We're asked to graph
the following equation y equals 5x squared
minus 20x plus 15. So let me get my
little scratch pad out. So it's y is equal to 5x
squared minus 20x plus 15. Now there's many
ways to graph this. You can just take three
values for x and figure out what the
corresponding values for y are and just graph
those three points. And three points actually
will determine a parabola. But I want to do something a
little bit more interesting. I want to find the places. So if we imagine our axes. This is my x-axis. That's my y-axis. And this is our curve. So the parabola might
look something like this. I want to first figure out where
does this parabola intersect the x-axis. And as we have already
seen, intersecting the x-axis is the same thing
as saying when it does this when does y equal
0 for this problem? Or another way of
saying it, when does this 5x squared
minus 20x plus 15, when does this equal 0? So I want to figure
out those points. And then I also want to
figure out the point exactly in between, which is the vertex. And if I can graph
those three points then I should be all set with
graphing this parabola.
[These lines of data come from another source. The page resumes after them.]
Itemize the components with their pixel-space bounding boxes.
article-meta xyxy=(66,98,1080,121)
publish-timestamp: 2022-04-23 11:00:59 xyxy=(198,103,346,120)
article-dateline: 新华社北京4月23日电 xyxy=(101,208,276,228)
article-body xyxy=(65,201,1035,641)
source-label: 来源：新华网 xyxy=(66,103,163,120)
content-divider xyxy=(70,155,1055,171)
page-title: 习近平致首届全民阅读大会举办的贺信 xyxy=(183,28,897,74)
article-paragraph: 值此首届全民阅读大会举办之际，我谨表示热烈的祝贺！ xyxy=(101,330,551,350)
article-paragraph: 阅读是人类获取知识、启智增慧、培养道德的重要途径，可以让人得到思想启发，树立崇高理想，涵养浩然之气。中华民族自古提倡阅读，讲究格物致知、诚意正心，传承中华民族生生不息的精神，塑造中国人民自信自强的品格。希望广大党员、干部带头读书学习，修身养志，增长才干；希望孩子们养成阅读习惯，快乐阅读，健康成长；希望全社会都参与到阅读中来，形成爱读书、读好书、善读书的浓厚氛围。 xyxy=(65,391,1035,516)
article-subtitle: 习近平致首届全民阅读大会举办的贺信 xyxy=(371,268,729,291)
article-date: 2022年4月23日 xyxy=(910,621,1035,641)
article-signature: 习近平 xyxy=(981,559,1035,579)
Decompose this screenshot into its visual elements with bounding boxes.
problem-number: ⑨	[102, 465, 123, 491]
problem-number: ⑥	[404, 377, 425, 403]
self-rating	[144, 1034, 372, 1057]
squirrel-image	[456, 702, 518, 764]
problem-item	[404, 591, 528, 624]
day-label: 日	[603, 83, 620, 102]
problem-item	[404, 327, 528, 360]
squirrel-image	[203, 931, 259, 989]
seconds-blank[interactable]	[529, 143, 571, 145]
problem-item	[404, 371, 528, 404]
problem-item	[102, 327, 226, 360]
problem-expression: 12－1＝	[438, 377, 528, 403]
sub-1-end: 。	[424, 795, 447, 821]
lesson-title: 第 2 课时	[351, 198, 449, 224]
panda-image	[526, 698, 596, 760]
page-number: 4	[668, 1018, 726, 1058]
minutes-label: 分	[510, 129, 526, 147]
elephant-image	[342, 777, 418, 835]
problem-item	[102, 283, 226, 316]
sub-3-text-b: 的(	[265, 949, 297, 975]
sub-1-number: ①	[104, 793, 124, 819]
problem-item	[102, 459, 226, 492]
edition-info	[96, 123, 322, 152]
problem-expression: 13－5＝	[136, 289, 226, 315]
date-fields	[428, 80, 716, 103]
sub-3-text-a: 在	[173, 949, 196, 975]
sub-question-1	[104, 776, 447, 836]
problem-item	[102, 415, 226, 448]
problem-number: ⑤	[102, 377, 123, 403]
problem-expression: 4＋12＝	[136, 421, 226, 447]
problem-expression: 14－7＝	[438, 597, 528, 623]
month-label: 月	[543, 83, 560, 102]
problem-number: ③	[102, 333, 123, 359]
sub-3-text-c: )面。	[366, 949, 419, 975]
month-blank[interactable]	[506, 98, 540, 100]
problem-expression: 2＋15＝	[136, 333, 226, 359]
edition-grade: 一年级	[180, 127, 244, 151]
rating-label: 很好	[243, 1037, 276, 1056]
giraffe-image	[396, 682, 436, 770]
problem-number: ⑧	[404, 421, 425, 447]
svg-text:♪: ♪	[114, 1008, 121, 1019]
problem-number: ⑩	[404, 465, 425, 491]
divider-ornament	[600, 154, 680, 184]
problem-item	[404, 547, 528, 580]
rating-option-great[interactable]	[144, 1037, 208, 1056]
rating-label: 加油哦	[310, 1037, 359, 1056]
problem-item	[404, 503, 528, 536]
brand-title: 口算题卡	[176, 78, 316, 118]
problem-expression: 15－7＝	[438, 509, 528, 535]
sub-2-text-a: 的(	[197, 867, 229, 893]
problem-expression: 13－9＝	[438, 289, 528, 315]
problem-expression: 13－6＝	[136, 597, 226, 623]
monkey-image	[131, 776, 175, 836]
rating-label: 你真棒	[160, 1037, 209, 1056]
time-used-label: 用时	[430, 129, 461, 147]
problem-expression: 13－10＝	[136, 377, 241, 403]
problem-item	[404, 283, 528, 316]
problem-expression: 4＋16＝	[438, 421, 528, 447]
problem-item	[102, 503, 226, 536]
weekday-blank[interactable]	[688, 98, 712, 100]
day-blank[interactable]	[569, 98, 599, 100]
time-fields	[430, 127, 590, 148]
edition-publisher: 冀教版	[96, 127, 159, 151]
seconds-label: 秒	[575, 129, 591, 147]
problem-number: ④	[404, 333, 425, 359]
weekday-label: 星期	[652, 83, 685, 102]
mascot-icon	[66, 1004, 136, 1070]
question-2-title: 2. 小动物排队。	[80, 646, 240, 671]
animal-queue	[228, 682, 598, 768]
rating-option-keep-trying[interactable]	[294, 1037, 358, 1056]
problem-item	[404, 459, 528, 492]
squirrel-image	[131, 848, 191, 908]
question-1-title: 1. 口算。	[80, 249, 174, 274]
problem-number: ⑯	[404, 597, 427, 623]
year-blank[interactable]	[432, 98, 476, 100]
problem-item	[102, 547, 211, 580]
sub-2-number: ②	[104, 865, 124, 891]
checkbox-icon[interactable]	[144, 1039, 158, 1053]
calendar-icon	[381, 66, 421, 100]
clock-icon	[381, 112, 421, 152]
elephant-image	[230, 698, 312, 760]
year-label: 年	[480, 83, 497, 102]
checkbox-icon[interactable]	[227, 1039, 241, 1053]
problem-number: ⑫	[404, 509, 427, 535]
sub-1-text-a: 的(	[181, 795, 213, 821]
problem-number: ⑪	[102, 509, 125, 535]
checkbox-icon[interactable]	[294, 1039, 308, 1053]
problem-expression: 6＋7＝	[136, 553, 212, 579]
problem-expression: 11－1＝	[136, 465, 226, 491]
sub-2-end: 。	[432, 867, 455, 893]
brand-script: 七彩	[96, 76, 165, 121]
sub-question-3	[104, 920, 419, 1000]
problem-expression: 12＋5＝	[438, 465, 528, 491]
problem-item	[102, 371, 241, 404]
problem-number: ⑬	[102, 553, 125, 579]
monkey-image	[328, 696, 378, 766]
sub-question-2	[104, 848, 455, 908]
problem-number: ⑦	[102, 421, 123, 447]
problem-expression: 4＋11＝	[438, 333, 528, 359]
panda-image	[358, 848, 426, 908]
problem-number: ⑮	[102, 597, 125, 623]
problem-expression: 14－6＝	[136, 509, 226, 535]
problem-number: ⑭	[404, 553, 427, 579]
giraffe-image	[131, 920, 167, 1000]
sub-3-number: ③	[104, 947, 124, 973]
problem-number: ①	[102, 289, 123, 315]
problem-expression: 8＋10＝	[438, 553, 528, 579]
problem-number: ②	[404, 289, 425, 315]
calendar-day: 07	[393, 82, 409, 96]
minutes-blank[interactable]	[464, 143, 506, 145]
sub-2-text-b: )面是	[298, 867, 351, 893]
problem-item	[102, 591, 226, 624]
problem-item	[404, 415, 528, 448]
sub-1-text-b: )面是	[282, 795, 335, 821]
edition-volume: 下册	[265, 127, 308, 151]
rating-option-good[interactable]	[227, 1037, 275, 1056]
So as I just said,
we're going to try to solve the equation 5x
squared minus 20x plus 15 is equal to 0. Now the first thing
I like to do whenever I see a coefficient out here on
the x squared term that's not a 1, is to see if I can
divide everything by that term to try to simplify
this a little bit. And maybe this will get us
into a factor-able form. And it does look like every
term here is divisible by 5. So I will divide by 5. So I'll divide both sides
of this equation by 5. And so that will give
me-- these cancel out and I'm left with x squared
minus 20 over 5 is 4x. Plus 15 over 5 is 3 is
equal to 0 over 5 is just 0. And now we can attempt to
factor this left-hand side. We say are there two numbers
whose product is positive 3? The fact that their
product is positive tells you they both
must be positive. And whose sum is negative
4, which tells you well they both must be negative. If we're getting a
negative sum here. And the one that
probably jumps out of your mind--
and you might want to review the videos
on factoring quadratics if this is not so fresh-- is
a negative 3 and negative 1 seem to work. Negative 3 times negative 1. Negative 3 times
negative 1 is 3. Negative 3 plus negative
1 is negative 4. So this will factor out as
x minus 3 times x minus 1. And on the right-hand
side, we still have that being equal to 0. And now we can think about what
x's will make this expression 0, and if they make
this expression 0, well they're going to
make this expression 0. Which is going to make
this expression equal to 0. And so this will be true if
either one of these is 0. So x minus 3 is equal to 0. Or x minus 1 is equal to 0. This is true, and you can
add 3 to both sides of this. This is true when
x is equal to 3. This is true when
x is equal to 1. So we were able to figure
out these two points right over here. This is x is equal to 1. This is x is equal to 3. So this is the point 1 comma 0. This is the point 3 comma 0. And so the last one
I want to figure out, is this point right
over here, the vertex. Now the vertex always
sits exactly smack dab between the roots,
when you do have roots. Sometimes you might not
intersect the x-axis. So we already know what its
x-coordinate is going to be. It's going to be 2. And now we just have
to substitute back in to figure out its y-coordinate. When x equals 2, y is going to
be equal to 5 times 2 squared minus 20 times 2 plus 15,
which is equal to-- let's see, this is equal to 2 squared is 4. This is 20 minus 40 plus 15. So this is going
to be negative 20 plus 15, which is
equal to negative 5. So this is the point
2 comma negative 5. And so now we can go
back to the exercise and actually plot
these three points. 1 comma 0, 2 comma
negative 5, 3 comma 0. So let's do that. So first I'll do the vertex
at 2 comma negative 5, which is right there. And now we also know
one of the times it intersects the
x-axis is at 1 comma 0. And the other time
is at 3 comma 0. And now we can check our answer. And we got it right.